Saints' air show stops Chargers in London
SAINTS 37, CHARGERS 32
Saints' Brees passes for 339 yards as New Orleans holds off San Diego, 37-32.
Reporting from London — Any uninitiated Briton catching the New Orleans Saints' 37-32 victory over the San Diego Chargers on Sunday evening might've deduced this NFL thingamajig from over there can prove rather vivid after all.
It can come down to a strapping sort such as Philip Rivers heaving a weirdly shaped "football" 65 yards through Wembley Stadium air into an end zone teeming with four receivers and eight defenders as the clock strikes 0:00.
It can feature a team such as San Diego trailing 37-20 with 14:49 left but pulling off this delightful little gizmo called an "onside kick" and later standing only 27 yards from tying the score just after this really bizarre concoction called a "two-minute warning."
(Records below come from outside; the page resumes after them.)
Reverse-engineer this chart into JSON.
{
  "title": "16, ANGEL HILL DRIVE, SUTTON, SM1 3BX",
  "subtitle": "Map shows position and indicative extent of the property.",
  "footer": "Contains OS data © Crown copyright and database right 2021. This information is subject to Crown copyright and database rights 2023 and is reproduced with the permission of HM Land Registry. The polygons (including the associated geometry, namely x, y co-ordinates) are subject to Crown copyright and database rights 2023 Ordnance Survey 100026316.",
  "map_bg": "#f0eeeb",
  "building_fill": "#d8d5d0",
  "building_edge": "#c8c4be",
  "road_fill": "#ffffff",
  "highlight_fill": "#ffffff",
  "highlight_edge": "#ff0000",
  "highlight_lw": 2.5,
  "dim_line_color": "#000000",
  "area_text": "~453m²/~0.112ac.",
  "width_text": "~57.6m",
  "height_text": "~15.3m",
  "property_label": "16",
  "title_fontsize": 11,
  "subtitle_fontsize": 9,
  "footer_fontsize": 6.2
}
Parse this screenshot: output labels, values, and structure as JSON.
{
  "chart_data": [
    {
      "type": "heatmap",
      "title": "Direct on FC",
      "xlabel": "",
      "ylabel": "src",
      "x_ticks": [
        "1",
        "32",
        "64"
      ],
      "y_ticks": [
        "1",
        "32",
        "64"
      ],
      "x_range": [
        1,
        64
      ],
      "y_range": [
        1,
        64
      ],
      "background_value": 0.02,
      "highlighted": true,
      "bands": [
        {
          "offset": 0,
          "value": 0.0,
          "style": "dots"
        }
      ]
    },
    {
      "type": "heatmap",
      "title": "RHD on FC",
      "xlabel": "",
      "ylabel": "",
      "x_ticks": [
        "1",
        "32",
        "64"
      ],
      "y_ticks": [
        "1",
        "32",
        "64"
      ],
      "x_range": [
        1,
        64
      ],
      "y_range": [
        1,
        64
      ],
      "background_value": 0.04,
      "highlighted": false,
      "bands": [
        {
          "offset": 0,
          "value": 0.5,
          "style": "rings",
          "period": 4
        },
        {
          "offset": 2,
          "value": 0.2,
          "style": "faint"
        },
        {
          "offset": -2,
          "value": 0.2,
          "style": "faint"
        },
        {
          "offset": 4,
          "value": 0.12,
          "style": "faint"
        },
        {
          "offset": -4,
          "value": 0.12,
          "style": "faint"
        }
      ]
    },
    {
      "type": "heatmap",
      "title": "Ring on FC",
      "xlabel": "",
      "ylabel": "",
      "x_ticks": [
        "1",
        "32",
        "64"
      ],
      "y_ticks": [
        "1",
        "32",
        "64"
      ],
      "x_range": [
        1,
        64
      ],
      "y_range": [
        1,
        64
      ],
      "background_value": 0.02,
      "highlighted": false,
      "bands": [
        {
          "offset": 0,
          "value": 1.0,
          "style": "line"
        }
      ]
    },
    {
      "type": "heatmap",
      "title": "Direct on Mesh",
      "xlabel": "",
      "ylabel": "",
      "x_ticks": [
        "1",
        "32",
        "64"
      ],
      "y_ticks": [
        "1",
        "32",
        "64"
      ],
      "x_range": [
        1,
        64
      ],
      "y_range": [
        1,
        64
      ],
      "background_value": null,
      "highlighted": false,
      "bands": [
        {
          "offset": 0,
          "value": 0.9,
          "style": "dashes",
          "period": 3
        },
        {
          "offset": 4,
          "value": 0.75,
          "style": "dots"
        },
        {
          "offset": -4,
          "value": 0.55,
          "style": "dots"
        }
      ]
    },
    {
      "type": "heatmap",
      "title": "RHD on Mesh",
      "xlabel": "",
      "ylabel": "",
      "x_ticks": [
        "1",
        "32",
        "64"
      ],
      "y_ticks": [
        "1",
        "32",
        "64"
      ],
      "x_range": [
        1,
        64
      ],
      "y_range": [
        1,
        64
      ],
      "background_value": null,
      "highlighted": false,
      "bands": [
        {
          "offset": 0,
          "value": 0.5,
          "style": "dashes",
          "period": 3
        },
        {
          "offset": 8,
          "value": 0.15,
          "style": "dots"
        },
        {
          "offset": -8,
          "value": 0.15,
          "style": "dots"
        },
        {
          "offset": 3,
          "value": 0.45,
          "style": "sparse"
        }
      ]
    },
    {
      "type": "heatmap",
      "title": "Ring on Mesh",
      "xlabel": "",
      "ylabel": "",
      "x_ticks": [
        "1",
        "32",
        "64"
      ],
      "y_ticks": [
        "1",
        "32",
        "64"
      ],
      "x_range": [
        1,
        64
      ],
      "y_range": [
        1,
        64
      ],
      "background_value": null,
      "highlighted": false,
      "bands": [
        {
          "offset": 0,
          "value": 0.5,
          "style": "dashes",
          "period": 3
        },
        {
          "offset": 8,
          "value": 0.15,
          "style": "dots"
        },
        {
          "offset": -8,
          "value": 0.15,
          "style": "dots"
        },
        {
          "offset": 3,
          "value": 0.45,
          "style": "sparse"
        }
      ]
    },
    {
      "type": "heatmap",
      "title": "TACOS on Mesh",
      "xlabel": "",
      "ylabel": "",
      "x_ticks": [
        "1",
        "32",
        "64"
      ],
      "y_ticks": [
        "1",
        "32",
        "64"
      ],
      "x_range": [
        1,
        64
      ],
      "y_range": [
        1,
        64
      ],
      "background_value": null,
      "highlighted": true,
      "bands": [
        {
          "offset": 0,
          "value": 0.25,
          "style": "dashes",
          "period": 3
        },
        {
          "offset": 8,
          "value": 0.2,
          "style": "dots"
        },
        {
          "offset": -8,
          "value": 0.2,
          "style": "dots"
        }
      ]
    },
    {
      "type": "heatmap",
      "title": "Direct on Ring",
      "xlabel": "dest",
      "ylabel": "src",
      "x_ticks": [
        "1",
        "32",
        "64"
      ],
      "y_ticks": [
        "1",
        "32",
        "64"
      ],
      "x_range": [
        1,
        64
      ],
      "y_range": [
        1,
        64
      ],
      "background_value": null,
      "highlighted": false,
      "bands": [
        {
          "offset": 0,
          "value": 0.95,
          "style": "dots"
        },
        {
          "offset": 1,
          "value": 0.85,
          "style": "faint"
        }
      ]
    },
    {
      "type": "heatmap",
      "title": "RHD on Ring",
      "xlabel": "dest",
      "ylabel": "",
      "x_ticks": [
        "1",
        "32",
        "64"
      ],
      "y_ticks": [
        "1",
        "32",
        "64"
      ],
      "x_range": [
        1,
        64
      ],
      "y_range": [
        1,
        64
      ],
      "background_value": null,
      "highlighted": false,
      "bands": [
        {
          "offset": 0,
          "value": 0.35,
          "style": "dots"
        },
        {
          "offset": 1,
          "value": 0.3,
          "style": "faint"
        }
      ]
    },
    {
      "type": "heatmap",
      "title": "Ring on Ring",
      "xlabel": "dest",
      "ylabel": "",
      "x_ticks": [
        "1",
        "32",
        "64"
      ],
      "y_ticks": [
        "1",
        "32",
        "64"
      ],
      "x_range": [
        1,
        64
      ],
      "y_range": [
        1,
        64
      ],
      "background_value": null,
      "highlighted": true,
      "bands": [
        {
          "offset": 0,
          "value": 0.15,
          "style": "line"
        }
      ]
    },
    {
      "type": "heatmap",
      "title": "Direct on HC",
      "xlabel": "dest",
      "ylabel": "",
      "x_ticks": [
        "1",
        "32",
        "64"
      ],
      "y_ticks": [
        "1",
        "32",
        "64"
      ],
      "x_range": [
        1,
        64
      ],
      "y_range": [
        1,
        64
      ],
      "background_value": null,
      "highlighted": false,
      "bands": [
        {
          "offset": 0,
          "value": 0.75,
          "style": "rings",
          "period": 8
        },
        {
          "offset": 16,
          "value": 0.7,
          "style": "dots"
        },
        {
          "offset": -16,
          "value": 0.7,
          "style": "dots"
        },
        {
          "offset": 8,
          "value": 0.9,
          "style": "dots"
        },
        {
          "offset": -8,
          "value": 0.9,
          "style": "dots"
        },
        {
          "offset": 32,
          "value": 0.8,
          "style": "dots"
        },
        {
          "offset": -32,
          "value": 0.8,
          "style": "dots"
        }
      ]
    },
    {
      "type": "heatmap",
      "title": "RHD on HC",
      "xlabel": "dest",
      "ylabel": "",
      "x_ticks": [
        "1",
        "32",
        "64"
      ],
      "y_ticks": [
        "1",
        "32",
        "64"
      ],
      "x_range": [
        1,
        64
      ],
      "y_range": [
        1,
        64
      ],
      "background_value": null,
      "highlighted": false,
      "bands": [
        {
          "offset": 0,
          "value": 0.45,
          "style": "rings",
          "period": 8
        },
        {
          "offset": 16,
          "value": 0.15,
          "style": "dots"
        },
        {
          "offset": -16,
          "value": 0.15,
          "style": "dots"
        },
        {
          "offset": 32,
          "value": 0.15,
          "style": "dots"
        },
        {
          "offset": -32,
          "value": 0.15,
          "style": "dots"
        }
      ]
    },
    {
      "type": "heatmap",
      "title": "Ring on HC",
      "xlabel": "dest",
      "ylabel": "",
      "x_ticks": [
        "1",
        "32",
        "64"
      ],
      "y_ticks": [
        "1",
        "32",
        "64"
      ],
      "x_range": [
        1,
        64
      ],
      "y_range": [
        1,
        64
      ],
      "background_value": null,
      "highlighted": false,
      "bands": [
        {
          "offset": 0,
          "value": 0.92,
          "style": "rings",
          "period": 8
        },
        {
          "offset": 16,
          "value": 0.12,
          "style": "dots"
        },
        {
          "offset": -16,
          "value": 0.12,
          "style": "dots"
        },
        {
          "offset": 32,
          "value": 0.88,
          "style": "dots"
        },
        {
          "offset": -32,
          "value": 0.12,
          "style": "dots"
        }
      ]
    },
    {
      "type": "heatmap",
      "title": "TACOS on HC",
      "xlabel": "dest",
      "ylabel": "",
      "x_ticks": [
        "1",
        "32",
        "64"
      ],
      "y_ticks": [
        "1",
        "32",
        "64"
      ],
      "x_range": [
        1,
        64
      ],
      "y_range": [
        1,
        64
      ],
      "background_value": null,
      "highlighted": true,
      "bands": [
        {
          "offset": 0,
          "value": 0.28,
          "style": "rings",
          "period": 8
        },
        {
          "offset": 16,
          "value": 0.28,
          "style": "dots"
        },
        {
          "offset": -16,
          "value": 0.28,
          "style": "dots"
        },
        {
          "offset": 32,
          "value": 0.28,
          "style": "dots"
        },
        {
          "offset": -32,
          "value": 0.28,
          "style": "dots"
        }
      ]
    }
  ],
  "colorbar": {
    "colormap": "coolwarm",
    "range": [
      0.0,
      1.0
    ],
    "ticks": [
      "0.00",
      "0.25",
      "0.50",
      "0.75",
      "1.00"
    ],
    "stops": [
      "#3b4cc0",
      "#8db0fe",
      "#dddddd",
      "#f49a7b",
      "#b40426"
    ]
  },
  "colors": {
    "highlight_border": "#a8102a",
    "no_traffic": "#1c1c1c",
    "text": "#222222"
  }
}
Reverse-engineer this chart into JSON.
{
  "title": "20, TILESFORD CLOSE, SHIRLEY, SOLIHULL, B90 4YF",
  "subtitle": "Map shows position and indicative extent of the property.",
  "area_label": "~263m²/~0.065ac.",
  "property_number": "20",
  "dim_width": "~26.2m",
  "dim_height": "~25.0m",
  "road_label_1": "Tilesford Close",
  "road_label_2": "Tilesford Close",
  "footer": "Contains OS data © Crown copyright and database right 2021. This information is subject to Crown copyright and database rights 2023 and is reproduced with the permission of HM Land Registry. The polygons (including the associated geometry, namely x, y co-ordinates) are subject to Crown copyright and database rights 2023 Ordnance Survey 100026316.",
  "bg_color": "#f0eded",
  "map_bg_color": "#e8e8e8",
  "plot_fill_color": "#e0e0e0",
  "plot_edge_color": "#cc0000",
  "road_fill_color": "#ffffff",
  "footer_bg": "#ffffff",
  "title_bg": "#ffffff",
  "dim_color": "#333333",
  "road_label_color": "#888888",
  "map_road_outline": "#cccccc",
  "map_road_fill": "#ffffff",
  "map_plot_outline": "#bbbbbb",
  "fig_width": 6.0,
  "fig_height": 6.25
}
It can hinge somewhat on an interception by San Diego's Eric Weddle with 5:39 left that looks ominous for New Orleans until that referee over there does this absolutely peculiar thing and goes over to watch the play again on TV, realizing there's no interception after all!
And far from the slapstick muddle of the New York Giants' 13-10 win over the Miami Dolphins in the rain and slop of 2007, it can showcase "amazing athletes making amazing plays," as Chargers defensive end Luis Castillo raved. Those athletes included the Saints' Drew Brees, who minced his former team for 339 yards passing and three touchdowns, and San Diego's LaDainian Tomlinson, who rushed for 105 yards and caught five passes for 65. In all, receivers caught 680 yards worth of passes, and the NFL made a gaudy second foray into London.
Even as neither the rain nor the streaker from 2007 showed up, some oddities did prevail.
A public-address announcer in the Queen's Park Tube station gave train instructions to those attending "the Yankee game." A line near the stadium stretched out onto the sidewalk -- from the counter at a Kentucky Fried Chicken. A game by the mighty NFL went dwarfed in town by a soccer event, that being Chelsea 0, Liverpool 1 (the home club always referenced first in England).
Then, also abnormally, an NFL regular-season game played to the kind of stirring noise that seems to echo naturally through Wembley, where the 83,226 sellout of 2008 outnumbered the 81,176 sellout of 2007.
The Saints' home game 4,626 miles from home "felt like a home game, but you know, it probably had even more of a playoff feel to it," said New Orleans mainstay Deuce McAllister, who in Reggie Bush's absence rushed for 55 yards and caught passes for 30.